I’ll keep you updated on my progress, and I encourage anyone who has ever thought about writing a novel to sign up.  It’s great fun!  Just go to NaNoWriMo.org and sign up today.  You are running out of time for 2011!!

October 12, 2011

Why High School Students Don’t Read

Posted in Uncategorized at 4:36 pm by elizabethcaulfieldfelt

Elementary schools are alive with reading. Students are excited about the books they read in class, they enjoy going to the school library, and they beg their parents to fill out the Scholastic book orders. Teachers of elementary aged children seek out new material, read it, and incorporate it into their classrooms. What are your elementary aged children reading? Most of it is not what you read as a child. The books are new and hip and relevant to today’s kids. The world of children’s literature is alive and vibrant, and elementary schools bring that world to students. Exciting stories in the classroom promote reading outside the classroom.  This doesn’t happen in later grades. Between elementary school and college, students stop reading. It happens in junior high and high school, and the current curriculum is the reason.

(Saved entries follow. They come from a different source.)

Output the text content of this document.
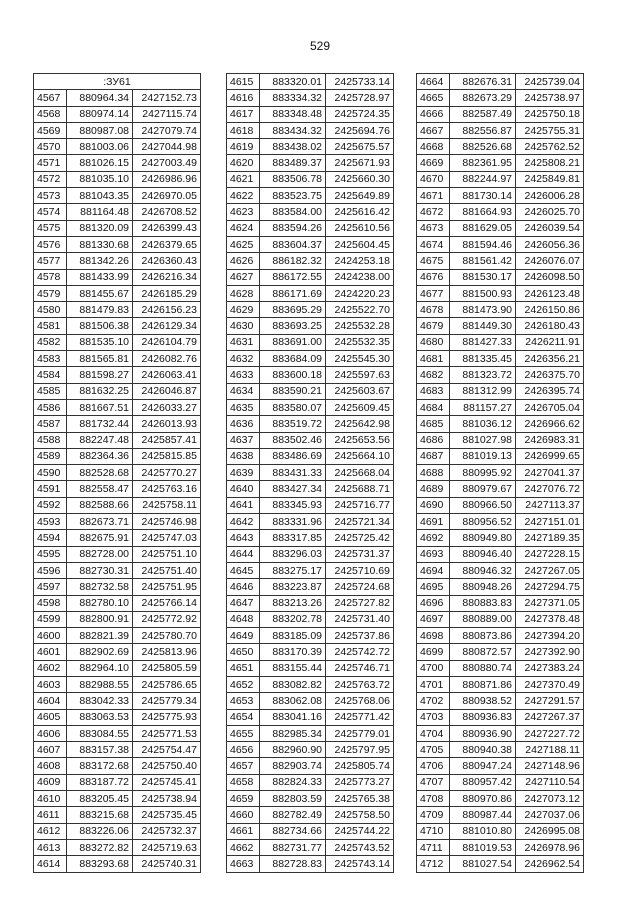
529
:ЗУ61		
4567	880964.34	2427152.73
4568	880974.14	2427115.74
4569	880987.08	2427079.74
4570	881003.06	2427044.98
4571	881026.15	2427003.49
4572	881035.10	2426986.96
4573	881043.35	2426970.05
4574	881164.48	2426708.52
4575	881320.09	2426399.43
4576	881330.68	2426379.65
4577	881342.26	2426360.43
4578	881433.99	2426216.34
4579	881455.67	2426185.29
4580	881479.83	2426156.23
4581	881506.38	2426129.34
4582	881535.10	2426104.79
4583	881565.81	2426082.76
4584	881598.27	2426063.41
4585	881632.25	2426046.87
4586	881667.51	2426033.27
4587	881732.44	2426013.93
4588	882247.48	2425857.41
4589	882364.36	2425815.85
4590	882528.68	2425770.27
4591	882558.47	2425763.16
4592	882588.66	2425758.11
4593	882673.71	2425746.98
4594	882675.91	2425747.03
4595	882728.00	2425751.10
4596	882730.31	2425751.40
4597	882732.58	2425751.95
4598	882780.10	2425766.14
4599	882800.91	2425772.92
4600	882821.39	2425780.70
4601	882902.69	2425813.96
4602	882964.10	2425805.59
4603	882988.55	2425786.65
4604	883042.33	2425779.34
4605	883063.53	2425775.93
4606	883084.55	2425771.53
4607	883157.38	2425754.47
4608	883172.68	2425750.40
4609	883187.72	2425745.41
4610	883205.45	2425738.94
4611	883215.68	2425735.45
4612	883226.06	2425732.37
4613	883272.82	2425719.63
4614	883293.68	2425740.31
4615	883320.01	2425733.14
4616	883334.32	2425728.97
4617	883348.48	2425724.35
4618	883434.32	2425694.76
4619	883438.02	2425675.57
4620	883489.37	2425671.93
4621	883506.78	2425660.30
4622	883523.75	2425649.89
4623	883584.00	2425616.42
4624	883594.26	2425610.56
4625	883604.37	2425604.45
4626	886182.32	2424253.18
4627	886172.55	2424238.00
4628	886171.69	2424220.23
4629	883695.29	2425522.70
4630	883693.25	2425532.28
4631	883691.00	2425532.35
4632	883684.09	2425545.30
4633	883600.18	2425597.63
4634	883590.21	2425603.67
4635	883580.07	2425609.45
4636	883519.72	2425642.98
4637	883502.46	2425653.56
4638	883486.69	2425664.10
4639	883431.33	2425668.04
4640	883427.34	2425688.71
4641	883345.93	2425716.77
4642	883331.96	2425721.34
4643	883317.85	2425725.42
4644	883296.03	2425731.37
4645	883275.17	2425710.69
4646	883223.87	2425724.68
4647	883213.26	2425727.82
4648	883202.78	2425731.40
4649	883185.09	2425737.86
4650	883170.39	2425742.72
4651	883155.44	2425746.71
4652	883082.82	2425763.72
4653	883062.08	2425768.06
4654	883041.16	2425771.42
4655	882985.34	2425779.01
4656	882960.90	2425797.95
4657	882903.74	2425805.74
4658	882824.33	2425773.27
4659	882803.59	2425765.38
4660	882782.49	2425758.50
4661	882734.66	2425744.22
4662	882731.77	2425743.52
4663	882728.83	2425743.14
4664	882676.31	2425739.04
4665	882673.29	2425738.97
4666	882587.49	2425750.18
4667	882556.87	2425755.31
4668	882526.68	2425762.52
4669	882361.95	2425808.21
4670	882244.97	2425849.81
4671	881730.14	2426006.28
4672	881664.93	2426025.70
4673	881629.05	2426039.54
4674	881594.46	2426056.36
4675	881561.42	2426076.07
4676	881530.17	2426098.50
4677	881500.93	2426123.48
4678	881473.90	2426150.86
4679	881449.30	2426180.43
4680	881427.33	2426211.91
4681	881335.45	2426356.21
4682	881323.72	2426375.70
4683	881312.99	2426395.74
4684	881157.27	2426705.04
4685	881036.12	2426966.62
4686	881027.98	2426983.31
4687	881019.13	2426999.65
4688	880995.92	2427041.37
4689	880979.67	2427076.72
4690	880966.50	2427113.37
4691	880956.52	2427151.01
4692	880949.80	2427189.35
4693	880946.40	2427228.15
4694	880946.32	2427267.05
4695	880948.26	2427294.75
4696	880883.83	2427371.05
4697	880889.00	2427378.48
4698	880873.86	2427394.20
4699	880872.57	2427392.90
4700	880880.74	2427383.24
4701	880871.86	2427370.49
4702	880938.52	2427291.57
4703	880936.83	2427267.37
4704	880936.90	2427227.72
4705	880940.38	2427188.11
4706	880947.24	2427148.96
4707	880957.42	2427110.54
4708	880970.86	2427073.12
4709	880987.44	2427037.06
4710	881010.80	2426995.08
4711	881019.53	2426978.96
4712	881027.54	2426962.54
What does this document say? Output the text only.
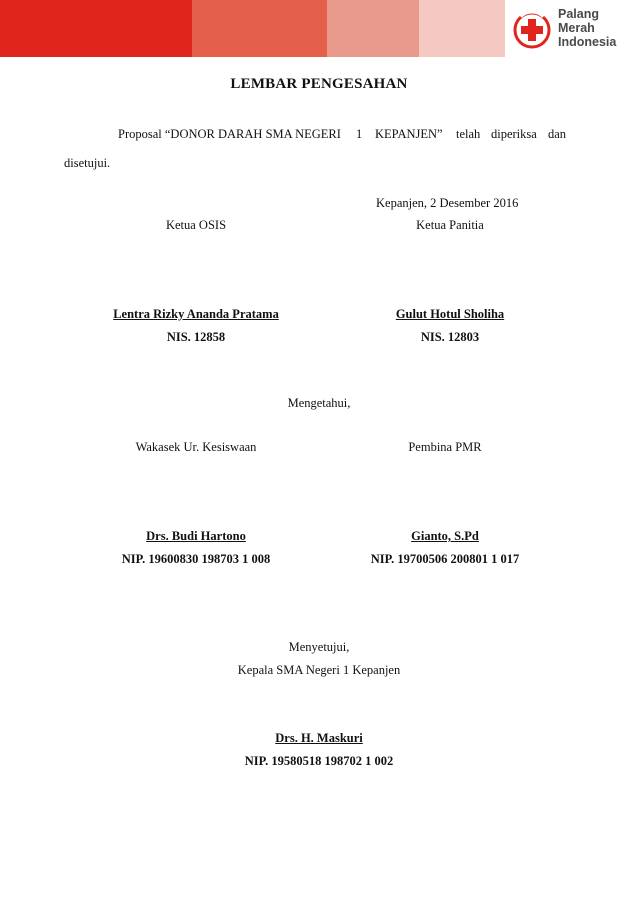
Palang
Merah
Indonesia
LEMBAR PENGESAHAN
Proposal “DONOR DARAH SMA NEGERI 1 KEPANJEN” telah diperiksa dan
disetujui.
Kepanjen, 2 Desember 2016
Ketua OSIS	Ketua Panitia
Lentra Rizky Ananda Pratama
NIS. 12858
Gulut Hotul Sholiha
NIS. 12803
Mengetahui,
Wakasek Ur. Kesiswaan	Pembina PMR
Drs. Budi Hartono
NIP. 19600830 198703 1 008
Gianto, S.Pd
NIP. 19700506 200801 1 017
Menyetujui,
Kepala SMA Negeri 1 Kepanjen
Drs. H. Maskuri
NIP. 19580518 198702 1 002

When examining what my children are experiencing in junior high and high school English classes, and listening to my college students about their reading experiences in high school, I see that the books being taught in high school are not chosen to encourage an enjoyment of reading. In eighth and ninth grade, my son read Great Expectations, The Fall of the House of Usher, Fahrenheit 451, Lord of the Flies, and Robinson Crusoe. I loved these books (English major that I am) when I read them, but couldn’t something contemporary be added to mix? The most recent of these books was published more than fifty years ago.

Classics are good for teaching; they show “universal truths” and provide good opportunities for analysis and discussion, but they are dated. They are hard to read. There are contemporary novels that handle the same “universal truths” and provide similar opportunities for analysis and discussion that adolescents would enjoy much more than the ones being used in today’s classrooms.

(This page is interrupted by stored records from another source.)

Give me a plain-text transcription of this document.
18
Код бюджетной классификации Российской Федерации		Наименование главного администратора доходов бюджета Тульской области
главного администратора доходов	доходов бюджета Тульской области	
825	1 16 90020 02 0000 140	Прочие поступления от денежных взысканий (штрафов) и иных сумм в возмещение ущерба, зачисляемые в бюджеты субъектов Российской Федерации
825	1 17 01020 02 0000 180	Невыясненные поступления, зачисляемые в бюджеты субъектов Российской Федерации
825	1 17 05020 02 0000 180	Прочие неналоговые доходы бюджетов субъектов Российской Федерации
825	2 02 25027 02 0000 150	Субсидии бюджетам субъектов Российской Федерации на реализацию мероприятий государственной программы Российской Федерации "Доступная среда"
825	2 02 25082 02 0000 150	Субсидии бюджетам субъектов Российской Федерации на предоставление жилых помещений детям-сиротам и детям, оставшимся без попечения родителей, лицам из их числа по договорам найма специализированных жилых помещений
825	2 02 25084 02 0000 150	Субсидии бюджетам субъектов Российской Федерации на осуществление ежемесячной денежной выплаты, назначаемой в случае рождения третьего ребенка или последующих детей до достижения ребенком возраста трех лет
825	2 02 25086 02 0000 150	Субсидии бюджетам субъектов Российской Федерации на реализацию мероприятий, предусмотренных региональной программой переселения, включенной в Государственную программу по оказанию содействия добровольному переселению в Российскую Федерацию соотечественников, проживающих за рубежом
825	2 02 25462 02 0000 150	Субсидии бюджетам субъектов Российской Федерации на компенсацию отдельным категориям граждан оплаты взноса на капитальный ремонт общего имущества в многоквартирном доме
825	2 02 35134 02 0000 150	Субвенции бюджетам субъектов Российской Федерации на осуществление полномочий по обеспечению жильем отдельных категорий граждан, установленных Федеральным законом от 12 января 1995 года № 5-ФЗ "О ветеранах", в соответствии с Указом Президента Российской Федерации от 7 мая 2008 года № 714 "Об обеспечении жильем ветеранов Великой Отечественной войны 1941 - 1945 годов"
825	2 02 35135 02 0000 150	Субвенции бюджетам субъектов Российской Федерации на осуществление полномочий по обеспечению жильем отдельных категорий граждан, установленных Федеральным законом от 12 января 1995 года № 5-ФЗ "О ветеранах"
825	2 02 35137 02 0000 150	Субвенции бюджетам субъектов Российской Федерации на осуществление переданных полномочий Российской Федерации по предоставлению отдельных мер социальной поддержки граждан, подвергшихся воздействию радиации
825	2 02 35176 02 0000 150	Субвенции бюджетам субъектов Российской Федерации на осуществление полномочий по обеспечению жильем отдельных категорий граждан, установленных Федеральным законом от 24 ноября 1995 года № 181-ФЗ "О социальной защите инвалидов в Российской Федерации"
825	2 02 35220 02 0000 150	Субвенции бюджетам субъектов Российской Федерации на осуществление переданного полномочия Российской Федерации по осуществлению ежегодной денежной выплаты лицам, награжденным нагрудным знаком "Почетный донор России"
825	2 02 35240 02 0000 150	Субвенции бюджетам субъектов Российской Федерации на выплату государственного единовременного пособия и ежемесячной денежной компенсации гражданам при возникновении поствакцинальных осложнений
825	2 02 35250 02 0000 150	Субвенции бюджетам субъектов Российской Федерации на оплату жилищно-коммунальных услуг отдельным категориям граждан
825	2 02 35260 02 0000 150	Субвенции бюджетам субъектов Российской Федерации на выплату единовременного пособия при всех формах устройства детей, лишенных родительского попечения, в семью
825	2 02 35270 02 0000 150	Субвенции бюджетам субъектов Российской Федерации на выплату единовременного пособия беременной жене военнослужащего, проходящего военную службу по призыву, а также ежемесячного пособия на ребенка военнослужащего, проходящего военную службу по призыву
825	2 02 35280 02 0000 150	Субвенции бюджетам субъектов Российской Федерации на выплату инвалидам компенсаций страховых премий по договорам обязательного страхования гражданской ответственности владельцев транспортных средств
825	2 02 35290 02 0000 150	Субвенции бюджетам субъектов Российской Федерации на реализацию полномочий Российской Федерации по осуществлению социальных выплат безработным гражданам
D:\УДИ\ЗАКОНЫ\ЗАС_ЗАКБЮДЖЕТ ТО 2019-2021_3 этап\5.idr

My son spent the first twelve years of his life an avid reader; he called the library his favorite place to be. Last year, he told me he hated English. His comment at the end of eighth grade: “The Diary of Anne Frank was the most cheerful book we read this year, and it was only cheerful because she didn’t know she was going to die.”

The classics should not be thrown away, nor should contemporary books be ignored. Amazing books are being written for young adults that could be used in combination with the classics. Compare The Lord of the Flies to The Hunger Games; Have journalist Anne Frank interview The Book Thief‘s Liesel Meminger. How would one of Sarah Dessen’s protagonists handle being stranded on a desert island? Students bored and not participating in group discussions? Get them to read Jodi Picoult and you’ll hear their opinions on a whole range of topics. Topics that matter to them.  If they discover a new author in school that they like, there is a good chance they will want to read outside of school as well.

Junior high and high school English teachers should take a look at what is going on in elementary schools. Reading is alive; it is dynamic; it is exciting in the early grades. It could be this in the older grades too.